「自己肯定感を上げるには」
「自分を好きになろう」

以前より頻繁に巷で目にするフレーズである。
現代は自分を愛し、自己への肯定感がある程度高いほうが良いという風潮が強まっているように思う。
実際、自分を肯定しているひとのほうが生きやすいだろう。
失敗したり落ち込んだりしても、少なくとも自分だけは必ず自分を認めてくれるから。

かくいうわたしもそのムーブに乗っているひとりである。
平均体重範囲内だが色白なせいでなんとなくぽちゃぽちゃして見えるわたしの体型は、昔よくからかわれていた。
みんなが多感な時期だった。
相手は比較的仲の良い友だちだったので、真剣に「傷つくから言わないでよ」と立ち向かったことがある。
すると彼らはこう言ったのだ。
「本当にデブだったら冗談でも言えるわけないじゃん!冗談だからいじれるんだよ」

ひとことでわたしがどれだけ支配されるかを想像しない、軽い口ぶりだった。
そのころから自分の見た目へのコンプレックスがどんどん根を張り出した。

彼らの「冗談」で好ましいとすら思っていた自分の見た目がいやになった

心の奥深いところにまで伸びた根は、なかなかしぶとかった。
鏡で自分の顔や身体を見るたびに、涙が出た。
それまではなんとも思っていない、好ましいとすら思っていた自分の見た目がいやになった。
二重じゃない自分の目がいやで、低い鼻も、153cmしかない身長も、ぽちゃぽちゃした体型も、全部きらいになった。
彼らの「冗談」で、わたしは変えられてしまった。

それから10年の間に、状況が変化し始めた。
髪が染められるようになり、メイクができるようになり、コンタクトを着けるようになった。
SNSには助けになるさまざまな情報があふれていたし、昔よりずっと垢抜けたと言われるようになった。

恋人もできた。
両親や親友に悩みを吐露し、論理的で現実的なアドバイスをもらったり、心理学を勉強したりした。
見た目だけでなく中身から自分を変えたくて、もうなんでもいいからとにかくこの問題をどうにかしたい、という気持ちだった。

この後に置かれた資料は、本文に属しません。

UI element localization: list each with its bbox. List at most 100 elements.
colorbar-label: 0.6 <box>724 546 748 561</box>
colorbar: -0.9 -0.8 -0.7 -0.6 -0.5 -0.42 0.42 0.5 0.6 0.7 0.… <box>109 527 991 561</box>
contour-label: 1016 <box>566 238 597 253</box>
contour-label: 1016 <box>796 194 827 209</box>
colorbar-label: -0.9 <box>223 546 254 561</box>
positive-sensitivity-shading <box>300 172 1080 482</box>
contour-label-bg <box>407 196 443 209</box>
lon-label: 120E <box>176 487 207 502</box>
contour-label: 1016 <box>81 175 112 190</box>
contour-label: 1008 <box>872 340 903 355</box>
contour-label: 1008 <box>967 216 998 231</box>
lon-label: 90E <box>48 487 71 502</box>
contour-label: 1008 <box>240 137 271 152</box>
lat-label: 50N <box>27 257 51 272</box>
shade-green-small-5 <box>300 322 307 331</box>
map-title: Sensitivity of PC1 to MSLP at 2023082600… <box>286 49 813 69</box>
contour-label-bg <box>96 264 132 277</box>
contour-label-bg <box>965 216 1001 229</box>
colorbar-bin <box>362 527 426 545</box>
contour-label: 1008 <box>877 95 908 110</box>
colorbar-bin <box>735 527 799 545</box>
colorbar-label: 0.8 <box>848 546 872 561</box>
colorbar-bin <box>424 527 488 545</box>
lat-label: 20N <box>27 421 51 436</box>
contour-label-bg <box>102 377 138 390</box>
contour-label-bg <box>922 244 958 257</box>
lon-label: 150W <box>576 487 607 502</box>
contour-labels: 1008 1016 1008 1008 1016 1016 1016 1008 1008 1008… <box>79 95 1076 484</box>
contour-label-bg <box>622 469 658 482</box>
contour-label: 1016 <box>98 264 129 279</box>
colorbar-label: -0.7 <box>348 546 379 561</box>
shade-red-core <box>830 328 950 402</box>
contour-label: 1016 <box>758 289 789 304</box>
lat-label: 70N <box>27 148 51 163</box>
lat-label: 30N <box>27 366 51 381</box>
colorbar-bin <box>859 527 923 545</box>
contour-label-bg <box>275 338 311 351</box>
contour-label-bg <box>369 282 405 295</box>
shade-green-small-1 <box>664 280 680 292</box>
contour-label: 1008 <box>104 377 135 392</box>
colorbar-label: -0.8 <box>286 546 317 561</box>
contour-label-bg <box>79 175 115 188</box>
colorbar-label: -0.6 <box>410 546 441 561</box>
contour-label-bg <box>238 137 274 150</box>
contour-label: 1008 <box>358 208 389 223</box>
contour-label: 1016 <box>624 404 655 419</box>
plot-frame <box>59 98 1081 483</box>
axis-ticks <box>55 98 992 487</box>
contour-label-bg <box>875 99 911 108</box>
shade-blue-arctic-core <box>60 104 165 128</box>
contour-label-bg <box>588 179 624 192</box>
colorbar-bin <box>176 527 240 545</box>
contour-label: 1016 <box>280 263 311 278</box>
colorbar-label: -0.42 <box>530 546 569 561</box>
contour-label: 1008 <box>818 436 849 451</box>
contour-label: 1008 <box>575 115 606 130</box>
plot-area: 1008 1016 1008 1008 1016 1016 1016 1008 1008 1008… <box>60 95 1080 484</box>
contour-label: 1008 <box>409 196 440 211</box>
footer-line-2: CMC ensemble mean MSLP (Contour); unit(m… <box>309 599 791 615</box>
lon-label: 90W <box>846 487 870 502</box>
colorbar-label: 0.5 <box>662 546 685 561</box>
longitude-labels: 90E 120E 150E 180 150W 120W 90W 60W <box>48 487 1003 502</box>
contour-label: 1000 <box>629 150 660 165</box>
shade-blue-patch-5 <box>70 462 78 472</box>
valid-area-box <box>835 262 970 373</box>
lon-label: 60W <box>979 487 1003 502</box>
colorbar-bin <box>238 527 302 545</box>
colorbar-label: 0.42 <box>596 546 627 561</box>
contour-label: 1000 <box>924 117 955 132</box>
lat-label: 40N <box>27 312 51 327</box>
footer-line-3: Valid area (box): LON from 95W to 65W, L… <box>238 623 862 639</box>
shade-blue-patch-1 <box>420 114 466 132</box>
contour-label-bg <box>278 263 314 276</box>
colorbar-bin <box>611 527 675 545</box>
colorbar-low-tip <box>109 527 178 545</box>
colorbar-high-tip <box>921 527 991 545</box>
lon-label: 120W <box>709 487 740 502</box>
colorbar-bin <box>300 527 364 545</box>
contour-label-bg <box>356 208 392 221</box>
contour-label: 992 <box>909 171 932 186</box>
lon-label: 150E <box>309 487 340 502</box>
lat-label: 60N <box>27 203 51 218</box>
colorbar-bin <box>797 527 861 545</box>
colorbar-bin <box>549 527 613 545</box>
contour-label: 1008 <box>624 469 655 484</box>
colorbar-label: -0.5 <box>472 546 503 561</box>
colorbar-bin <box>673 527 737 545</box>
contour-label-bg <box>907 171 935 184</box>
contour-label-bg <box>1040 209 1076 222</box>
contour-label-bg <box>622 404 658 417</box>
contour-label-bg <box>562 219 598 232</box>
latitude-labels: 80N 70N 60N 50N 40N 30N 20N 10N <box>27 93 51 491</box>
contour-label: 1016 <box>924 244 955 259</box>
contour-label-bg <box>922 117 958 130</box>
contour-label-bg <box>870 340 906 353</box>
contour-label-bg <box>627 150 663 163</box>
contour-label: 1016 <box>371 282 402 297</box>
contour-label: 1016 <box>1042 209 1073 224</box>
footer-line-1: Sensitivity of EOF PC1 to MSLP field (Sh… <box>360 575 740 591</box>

好きな人の彼女になっても幸せじゃない。自分を好きになれなくて

だけど、やっぱり根が深すぎた。
どんなに努力しているつもりでも、自分が好きだな、と思う瞬間は一時的にしか続かなかった。
彼氏が前に付き合っていた人、彼氏が好きな芸能人、彼氏の女友だちと自分自身を比べては「自分は十分じゃない」と思い涙がこぼれた。
好きな人の彼女になってからも、幸せじゃなかった。

そうして、初めての彼氏とは約2年付き合ったのち終わってしまった。
自分に自信がなく、彼氏を疑うような言葉を何度も浴びせてしまった。
「傷つきすぎて、好きかわからなくなった」と言われ、フラれてしまった。

「世界の見方を変えるだけ」彼は私を変えないけれど、たしかに変わった


それから3年が経ち、今の彼氏とはほぼ1年付き合っているが、やはりわたしが抱える問題は大きい。似たような事案で何度も彼を傷つけてしまった。
自分への自信の欠如から、彼は自分にはもったいないと思い、相手をわざと傷つけて離れさせようとしてしまったり、相手の愛情を試したりしてしまう。

悪い癖はなかなか手強い。
だけど、親友や寛大な彼のおかげで、本当に少しずつではあるけれどわたしは変わってきている。
彼を幸せにしたい。
そしてわたしはわたしも幸せにしたい。

「存在しない問題を探そうとしなくて良いんだよ」「彼はあなたを本当に大事にしているよ」とわたしにわかってほしいと思い、努力を続けてきた。
「俺は超長期的な目線でみてるから」と笑う彼は、わたしの奮闘ぶりを見守ってくれる。

それでもどうしようもなくて、努力しても自分を好きになれない、いつになったら変われるんだよと泣きながら彼に話をした夜があった。

そのとき彼はこう言った。
自分を変えようとしなくていい、と。
「めばえが世界の見方を変えるだけなんだよ。それだけでめばえはもっといろいろなことができるよ」

彼は決してわたしを変えない。
けれどもそのひとことで、たしかにわたしは変わったのだ。